Understanding on Basic Statistics in Clinical Trials

by | May 24, 2019 |

Statistics is a fundamental aspect of clinical trials. Statistical concepts are used at every stage of a clinical trial, i.e., in protocol development and design, conduct and data monitoring, data analyses, data management and reporting of results. Statistical analysis enables the researchers to make accurate interpretations from the collected data. Some of the key concepts of statistics that help in the demonstration of accurate results include:

  • randomization
  • blinding
  • hypothesis testing
  • missing data handling
  • p-values
  • multiplicity adjustment

Statistics for Randomization and Blinding Techniques

Randomization is the process of assigning the patients to treatment arms at random. The most common techniques in statistics used to randomize patients are simple random sampling, permuted block randomization, and stratified random sampling. In randomized trials, mostly blinding methods are implemented in which one (single-blinded) or more (double- or triple-blinded) parties are unaware of the treatment given to avoid the bias. Concealed allocation is also used in some studies to avoid the bias at the time of allocating the patients to a particular treatment arm.

Hypothesis in Statistics

A hypothesis is an assumption that states something about an assessment to guide scientific investigation and assumes highly probable things. Hypotheses in statistics are of two types: Null hypothesis and Alternative hypothesis. The Null hypothesis assumes that an observation result from a chance factor and Alternative hypothesis assumes observation results from a real factor. A hypothesis can result in two kinds of errors- Type I error (false positives) and Type II error (false negatives). In Type I error, a result indicates the presence of a condition (such as disease), but actually, it is not present whereas in Type II error the test results indicate that the condition is not present, but actually it does.

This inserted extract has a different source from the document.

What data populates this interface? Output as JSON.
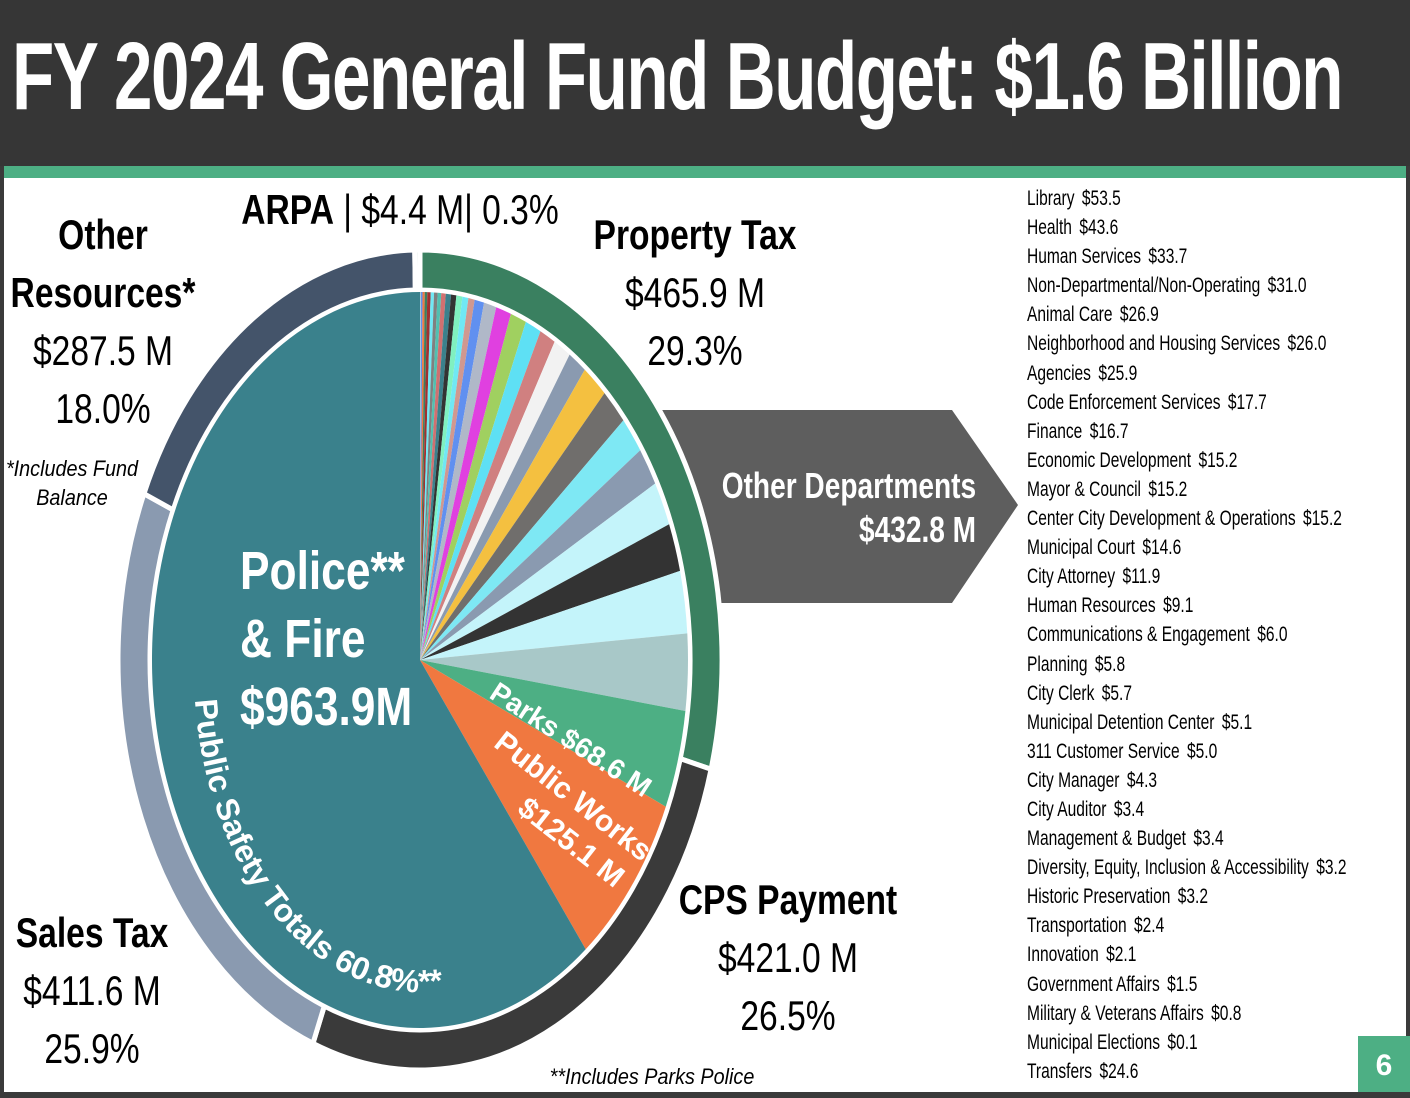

p-Value and Statistics Solution for Missing Data Handling

A probability value (p-value) in statistics indicates the significance of the difference between groups. The between-group difference is considered significant when the p-value is less than or equal to 0.05. But the power of significant decreases when there are some missing data. Missing data is one of the greatest dangers to the integrity of a clinical trial as it creates challenges in the interpretation of results. Before handling the missing data, it is necessary to understand what type of data are missing and then find out the methods to impute missing data. Most common methods to impute missing data are mean/median/mode imputation and last observation carried forward (LOCF). In mean/median/mode imputation, missing values in a column are substituted with the mean/median/mode of the values available in that column. In the LOCF method, missing value in a row is substitute with the value in the preceding row.

Statistics Approach for Adjusting Multiplicity

Uncertainties in the conclusions of trials may also be caused by multiplicity, i.e., testing multiple hypotheses or testing a hypothesis at multiple time points or in multiple ways. To conduct multiple hypotheses, a chance of making false positive conclusions increases. There are a number of approaches in statistics to adjust multiplicity and one can choose the best-suited method per type of study design. In a clinical study with a single analysis, a p-value below 0.05 is considered significant, and the rate of false positive error is set at 5%. But in the case of multiple hypotheses, the chance of making false positive conclusion becomes more than 5%. These errors can be controlled by determining the significance level, e.g., if a researcher wants to conduct four hypothesis analyses, then the study-wise error rate needs to be controlled at 5% by performing an individual test at 0.0125 rather than 0.05.

Errors can take occur at any stage in a clinical trial, but the use of ideal methods of statistics can help to minimize these errors. A statistician must have an understanding of all the basic concepts of statistics apart from the formulas. The deep knowledge of statistical methods will help to guarantee the correct interpretation from clinical trials.